THE IRON LADY

DI FRANCESCO MININNI

E’ opportuno cominciare dalle credenziali dell’autrice: Phyllida Lloyd, prima di dirigere «The Iron Lady», aveva al suo attivo soltanto la favola musicale «Mamma mia!». Gran successo, ma poca sostanza. Quindi non deve stupire che il punto di vista adottato per raccontare cinquantatre anni della vita di Margaret Thatcher, la prima donna europea ad aver guidato un governo, sia essenzialmente quello della benevolenza, del rimpianto, della compassione. A trarre piacere da «The Iron Lady» non sarà il pubblico che gradisce gli approfondimento storici e le riflessioni ponderate sulla politica internazionale, ma piuttosto quello che preferisce commuoversi nel toccare con mano (non importa se con fondamenti di verità o meno) come i potenti della Terra siano in fin dei conti uomini e donne come tutti gli altri, con sentimenti, debolezze e nostalgia.

Si capisce subito dalle prime inquadrature quale sia la direzione voluta dalla sceneggiatura di Abi Morgan debitamente assecondata dalla Lloyd. Una Margaret Thatcher anziana e sola entra in un market e acquista mezzo litro di latte, prendendo atto dell’aumento del prezzo. Poi, a casa, ne discute col marito Denis che, sapremo quasi subito, è morto da anni. Lei, però, continua a vederlo e a parlarci, quasi rifiutando di prendere atto dell’inevitabile. Il film ha da subito una cifra sentimentale e crepuscolare che i frequenti flashback sulla vita pubblica, sull’entrata in politica, sulla nomina, su un premierato che durerà undici anni, sulla crisi economica, sulle liberalizzazioni, sulla guerra delle Falkland e sull’inevitabile uscita di scena non cambieranno mai in analisi storica, politica e epocale. Phyllida Lloyd preferisce adottare il punto di vista della storia vista dal buco della serratura, lasciandoci nel dubbio se questa sorta di demenza senile della signora Thatcher sia qualcosa di comprovato dai fatti o soltanto una trovata drammaturgica per conseguire il risultato prefisso.

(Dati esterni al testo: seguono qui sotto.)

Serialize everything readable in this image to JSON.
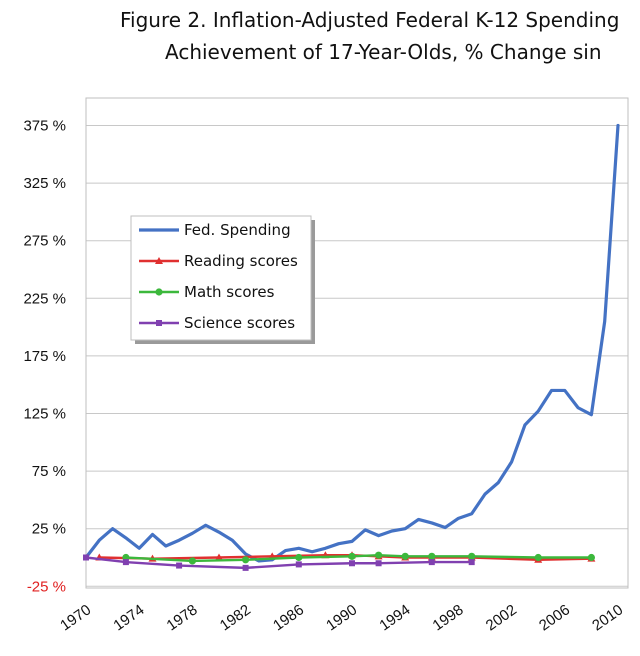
{
  "header": {
    "line1": "Figure 2.  Inflation-Adjusted Federal K-12 Spending",
    "line2": "Achievement of 17-Year-Olds, % Change sin"
  },
  "chart_data": {
    "type": "line",
    "title": "Figure 2.  Inflation-Adjusted Federal K-12 Spending / Achievement of 17-Year-Olds, % Change sin",
    "xlabel": "",
    "ylabel": "",
    "xlim": [
      1970,
      2010
    ],
    "ylim": [
      -25,
      400
    ],
    "x_ticks": [
      "1970",
      "1974",
      "1978",
      "1982",
      "1986",
      "1990",
      "1994",
      "1998",
      "2002",
      "2006",
      "2010"
    ],
    "y_ticks": [
      "375 %",
      "325 %",
      "275 %",
      "225 %",
      "175 %",
      "125 %",
      "75 %",
      "25 %",
      "-25 %"
    ],
    "grid": true,
    "legend_position": "left",
    "series": [
      {
        "name": "Fed. Spending",
        "color": "#4472c4",
        "marker": "none",
        "points": [
          [
            1970,
            0
          ],
          [
            1971,
            15
          ],
          [
            1972,
            25
          ],
          [
            1973,
            17
          ],
          [
            1974,
            8
          ],
          [
            1975,
            20
          ],
          [
            1976,
            10
          ],
          [
            1977,
            15
          ],
          [
            1978,
            21
          ],
          [
            1979,
            28
          ],
          [
            1980,
            22
          ],
          [
            1981,
            15
          ],
          [
            1982,
            3
          ],
          [
            1983,
            -3
          ],
          [
            1984,
            -2
          ],
          [
            1985,
            6
          ],
          [
            1986,
            8
          ],
          [
            1987,
            5
          ],
          [
            1988,
            8
          ],
          [
            1989,
            12
          ],
          [
            1990,
            14
          ],
          [
            1991,
            24
          ],
          [
            1992,
            19
          ],
          [
            1993,
            23
          ],
          [
            1994,
            25
          ],
          [
            1995,
            33
          ],
          [
            1996,
            30
          ],
          [
            1997,
            26
          ],
          [
            1998,
            34
          ],
          [
            1999,
            38
          ],
          [
            2000,
            55
          ],
          [
            2001,
            65
          ],
          [
            2002,
            83
          ],
          [
            2003,
            115
          ],
          [
            2004,
            127
          ],
          [
            2005,
            145
          ],
          [
            2006,
            145
          ],
          [
            2007,
            130
          ],
          [
            2008,
            124
          ],
          [
            2009,
            205
          ],
          [
            2010,
            375
          ]
        ]
      },
      {
        "name": "Reading scores",
        "color": "#e03030",
        "marker": "triangle",
        "points": [
          [
            1971,
            0
          ],
          [
            1975,
            -1
          ],
          [
            1980,
            0
          ],
          [
            1984,
            1
          ],
          [
            1988,
            2
          ],
          [
            1990,
            2
          ],
          [
            1992,
            1
          ],
          [
            1994,
            0
          ],
          [
            1996,
            0
          ],
          [
            1999,
            0
          ],
          [
            2004,
            -2
          ],
          [
            2008,
            -1
          ]
        ]
      },
      {
        "name": "Math scores",
        "color": "#3cb83c",
        "marker": "circle",
        "points": [
          [
            1973,
            0
          ],
          [
            1978,
            -3
          ],
          [
            1982,
            -2
          ],
          [
            1986,
            0
          ],
          [
            1990,
            1
          ],
          [
            1992,
            2
          ],
          [
            1994,
            1
          ],
          [
            1996,
            1
          ],
          [
            1999,
            1
          ],
          [
            2004,
            0
          ],
          [
            2008,
            0
          ]
        ]
      },
      {
        "name": "Science scores",
        "color": "#8040b0",
        "marker": "square",
        "points": [
          [
            1970,
            0
          ],
          [
            1973,
            -4
          ],
          [
            1977,
            -7
          ],
          [
            1982,
            -9
          ],
          [
            1986,
            -6
          ],
          [
            1990,
            -5
          ],
          [
            1992,
            -5
          ],
          [
            1996,
            -4
          ],
          [
            1999,
            -4
          ]
        ]
      }
    ]
  }
}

Di certo ne esce l’immagine di una donna che, ben decisa a sostenere le proprie certezze a livello pubblico, ha sacrificato una parte consistente della propria vita privata. Ma chi si aspettasse un giudizio storico sulla politica talvolta azzardata di Margaret Thatcher, tornerà a casa senza risposta. «The Iron Lady» sembra un’operazione commercialmente riuscita cui non si debba chiedere altro che una buona tenuta drammatica e una confezione accurata. Se non che, ad interpretare Margaret Thatcher è stata chiamata Meryl Streep. La cosa curiosa è che, dopo aver subito una sorta di ringiovanimento in «Mamma mia!», per mano della stessa regista si trasforma in una credibilissima anziana senza incappare negli ostacoli di un trucco pesante come Di Caprio in «J. Edgar». E soprattutto si dimostra capace, lei americana, di parlare un inglese praticamente perfetto diventando britannica a tutti gli effetti. Ecco, se c’è qualcosa che rende «The Iron Lady» un film meritevole di una segnalazione, è proprio la notevole interpretazione di una protagonista che, nonostante la lunga esperienza e i molti personaggi interpretati, si dimostra sempre in grado di riservare qualche sorpresa. Al suo fianco Jim Broadbent, un Denis quasi rassegnato al ruolo di fantasma senza pace, cui tocca quella che è di gran lunga la scena più ruffiana e involontariamente comica del film: quando cioè Margaret si decide a lasciarlo andare e lo vede allontanarsi portando una valigia lungo un corridoio fino a raggiungere la luce. Tutto questo rende il film più simile a «Ghost Whisperer» e «Paranormal Activity» che non, come avrebbe dovuto essere, alla disamina attenta e documentata di un personaggio molto controverso. Ci viene da pensare che per Phyllida Lloyd sarebbe stata una missione impossibile.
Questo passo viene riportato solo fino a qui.